As he flew through the air his only thought was that he was the only hope for the love of his life and his friends. Hitting the snow covered ground on the flat of his back he quickly flipped onto his stomach and came to his feet, firing from the hip at the approaching enemy.
Almed’s six men gave out a whoop of success as they saw the vehicle roll and slide on its side down the embankment. Confident they had their quarry they sprinted toward the pickup, only to seek cover as Bailey fired and two of their number stumbled, sprawling in the snow on their stomachs, bloody, gaping holes in the backs of their coats.
Four assault rifles returned his fire as Bailey began to run in a zigzag pattern back up the embankment trying desperately to reach Jessie who hadn’t moved since hitting the boulder and rolling onto her back. Finally realizing he had to take cover to concentrate his fire on the four remaining attackers, he took refuge behind two large boulders.
An opening between the boulders allowed Bailey to see Jessie about forty feet or so up the incline lying behind the boulder she had struck. He could see she was safe enough for the time being, but he couldn’t tell whether she was alive or not.
Pinned down by a steady barrage of automatic rifle fire he eyed the expanse of open ground between him and the love of his life. It was almost certain death to leave the safety of the boulders but he had to chance it. He gathered his feet under himself to jump up and over the boulders to make a desperate charge up the incline. Before he could move he heard a volley of shots coming from behind him. Taking a quick look back he saw that, one at each end of the wrecked pickup, Carol and Melissa were giving him cover fire.
Without another thought Bailey squeezed off more rounds in the direction of the attackers. Hearing the last click on an empty chamber he began an all-out run for Jessie’s position. Halfway to Jessie he felt the tug as bullets ripped through his coat, shirt and pants but he didn’t waver. The love of his life was injured and he was determined to reach her. He took two more giant leaps, then, bullets ricocheting off rocks around him, rolled the last few feet and made it to Jessie.
Fearing the worst he first ejected the empty magazine, inserting a fresh one and jacking a cartridge into the chamber. He set the rifle against the boulder as he placed two fingers against the side of Jessie’s throat, checking for a pulse. He found a strong one and gave a sigh of relief.
She was only unconscious. A bullet ricocheted off the rock above his head and he instinctively covered Jessie with his own body while grabbing for his rifle.

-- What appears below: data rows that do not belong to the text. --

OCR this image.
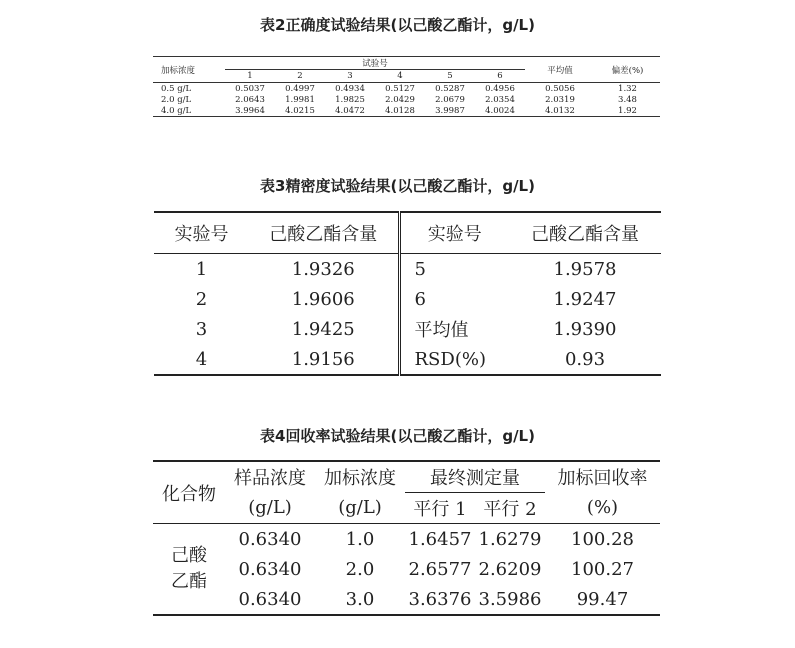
表2正确度试验结果(以己酸乙酯计，g/L)
加标浓度	试验号						平均值	偏差(%)
	1	2	3	4	5	6		
0.5 g/L	0.5037	0.4997	0.4934	0.5127	0.5287	0.4956	0.5056	1.32
2.0 g/L	2.0643	1.9981	1.9825	2.0429	2.0679	2.0354	2.0319	3.48
4.0 g/L	3.9964	4.0215	4.0472	4.0128	3.9987	4.0024	4.0132	1.92
表3精密度试验结果(以己酸乙酯计，g/L)
实验号	己酸乙酯含量	实验号	己酸乙酯含量
1	1.9326	5	1.9578
2	1.9606	6	1.9247
3	1.9425	平均值	1.9390
4	1.9156	RSD(%)	0.93
表4回收率试验结果(以己酸乙酯计，g/L)
化合物	样品浓度	加标浓度	最终测定量		加标回收率
	(g/L)	(g/L)	平行 1	平行 2	(%)

己酸
乙酯	0.6340	1.0	1.6457	1.6279	100.28
	0.6340	2.0	2.6577	2.6209	100.27
	0.6340	3.0	3.6376	3.5986	99.47
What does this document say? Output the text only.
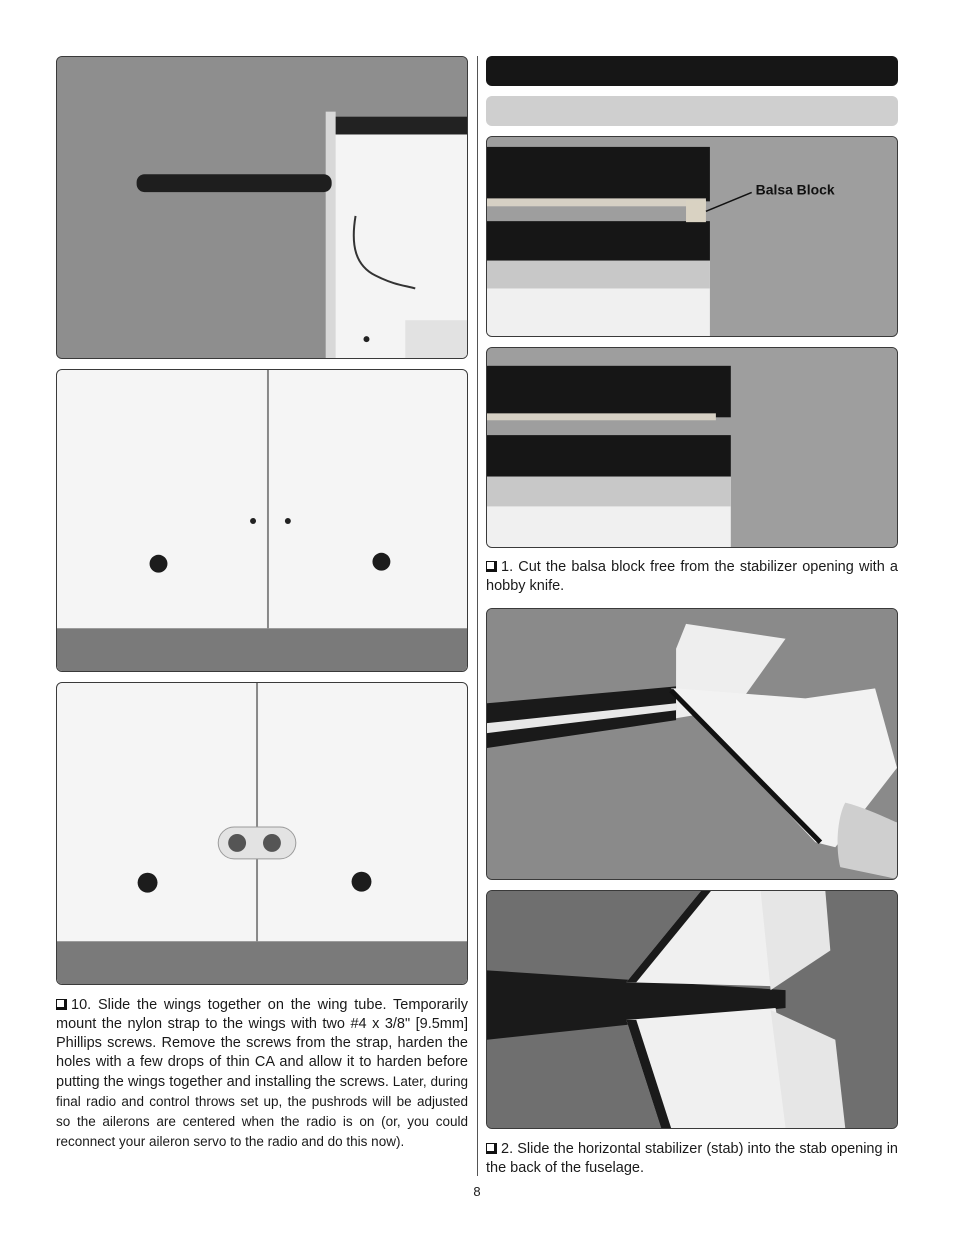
10. Slide the wings together on the wing tube. Temporarily mount the nylon strap to the wings with two #4 x 3/8" [9.5mm] Phillips screws. Remove the screws from the strap, harden the holes with a few drops of thin CA and allow it to harden before putting the wings together and installing the screws. Later, during final radio and control throws set up, the pushrods will be adjusted so the ailerons are centered when the radio is on (or, you could reconnect your aileron servo to the radio and do this now).

Balsa Block

1. Cut the balsa block free from the stabilizer opening with a hobby knife.

2. Slide the horizontal stabilizer (stab) into the stab opening in the back of the fuselage.

8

Another bullet zinged off the boulder and whizzed away enabling Bailey to zero in on the shooter. Sending two evenly spaced shots into the brush where the attacker hid brought satisfying results as the shooter suddenly gave a startled grunt and rose to his feet. Bailey squeezed off another shot and the man flew backwards out of sight.

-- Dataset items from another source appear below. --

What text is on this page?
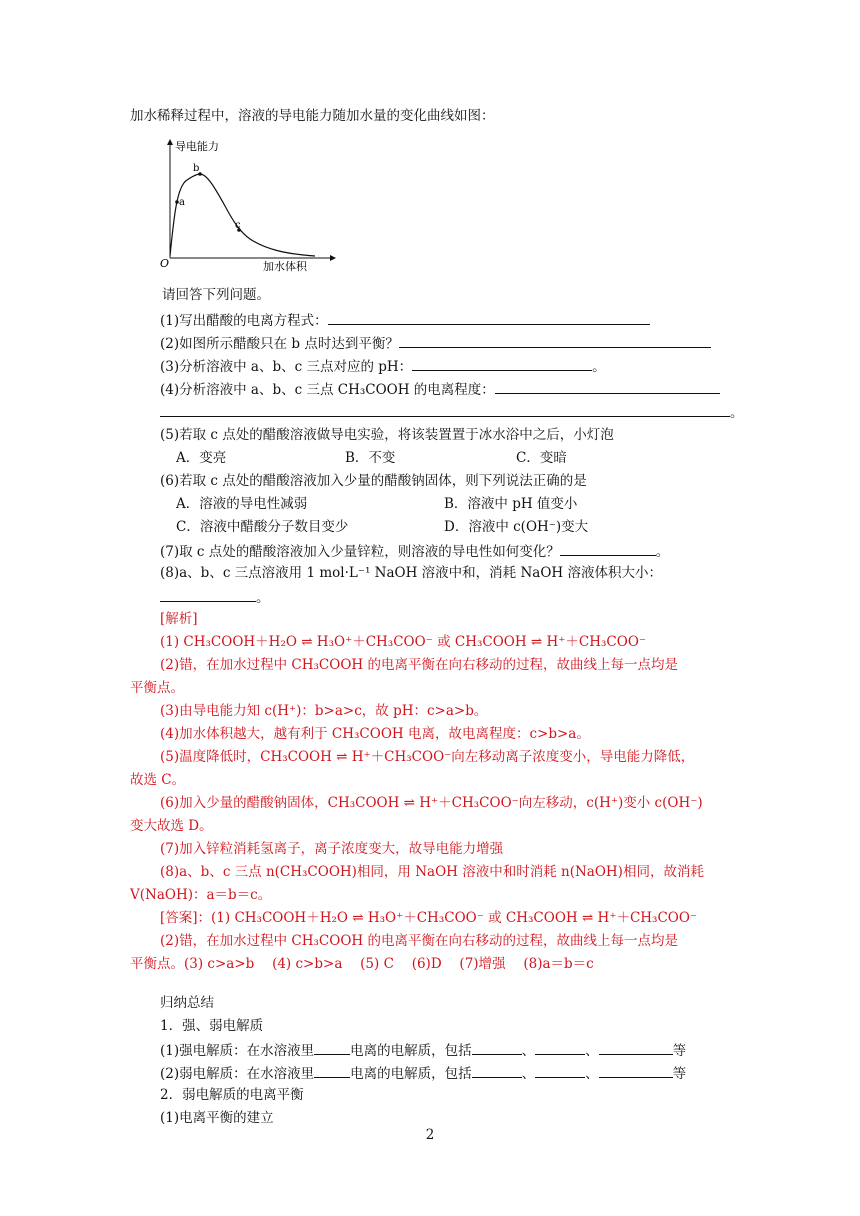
加水稀释过程中，溶液的导电能力随加水量的变化曲线如图：
导电能力
加水体积
O
a
b
c
请回答下列问题。
(1)写出醋酸的电离方程式：
(2)如图所示醋酸只在 b 点时达到平衡？
(3)分析溶液中 a、b、c 三点对应的 pH：	。
(4)分析溶液中 a、b、c 三点 CH₃COOH 的电离程度：
。
(5)若取 c 点处的醋酸溶液做导电实验，将该装置置于冰水浴中之后，小灯泡
A．变亮	B．不变	C．变暗
(6)若取 c 点处的醋酸溶液加入少量的醋酸钠固体，则下列说法正确的是
A．溶液的导电性减弱	B．溶液中 pH 值变小
C．溶液中醋酸分子数目变少	D．溶液中 c(OH⁻)变大
(7)取 c 点处的醋酸溶液加入少量锌粒，则溶液的导电性如何变化？	。
(8)a、b、c 三点溶液用 1 mol·L⁻¹ NaOH 溶液中和，消耗 NaOH 溶液体积大小：
。
[解析]
(1) CH₃COOH＋H₂O ⇌ H₃O⁺＋CH₃COO⁻ 或 CH₃COOH ⇌ H⁺＋CH₃COO⁻
(2)错，在加水过程中 CH₃COOH 的电离平衡在向右移动的过程，故曲线上每一点均是
平衡点。
(3)由导电能力知 c(H⁺)：b>a>c，故 pH：c>a>b。
(4)加水体积越大，越有利于 CH₃COOH 电离，故电离程度：c>b>a。
(5)温度降低时，CH₃COOH ⇌ H⁺＋CH₃COO⁻向左移动离子浓度变小，导电能力降低，
故选 C。
(6)加入少量的醋酸钠固体，CH₃COOH ⇌ H⁺＋CH₃COO⁻向左移动，c(H⁺)变小 c(OH⁻)
变大故选 D。
(7)加入锌粒消耗氢离子，离子浓度变大，故导电能力增强
(8)a、b、c 三点 n(CH₃COOH)相同，用 NaOH 溶液中和时消耗 n(NaOH)相同，故消耗
V(NaOH)：a＝b＝c。
[答案]：(1) CH₃COOH＋H₂O ⇌ H₃O⁺＋CH₃COO⁻ 或 CH₃COOH ⇌ H⁺＋CH₃COO⁻
(2)错，在加水过程中 CH₃COOH 的电离平衡在向右移动的过程，故曲线上每一点均是
平衡点。(3) c>a>b　 (4) c>b>a　 (5) C　 (6)D　 (7)增强　 (8)a＝b＝c
归纳总结
1．强、弱电解质
(1)强电解质：在水溶液里	电离的电解质，包括	、	、	等
(2)弱电解质：在水溶液里	电离的电解质，包括	、	、	等
2．弱电解质的电离平衡
(1)电离平衡的建立
2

A sudden, eerie silence enveloped the hillside.
Puzzled, Bailey glanced toward the pickup, saw Carol point to herself, then toward Melissa and give him a thumbs-up gesture, then pointed up the incline with her index finger pointing up, then pointed two fingers down, letting him know that of the six terrorists there was only one left. To let her know he understood what she was telling him he returned a similar gesture. Then he heard Jessie softly moan.
A sharp rock poked rudely into Jessie’s lower back. Why am I lying on rocks? she groggily wondered. Her mind finally clearing, she remembered the truck swerving, the gunshot and her desperate leap from the truck, then seeing that she was going to collide with a large boulder she utilized her tumbling instructions to make her body into a ball so the impact would hurt less.
Bailey! Where is Bailey? In a panic she opened her eyes. Immediate pain shot through her head. Emitting a soft moan she instinctively closed them again. Placing both hands over her eyes she spread her fingers a little so she could see without her head throbbing.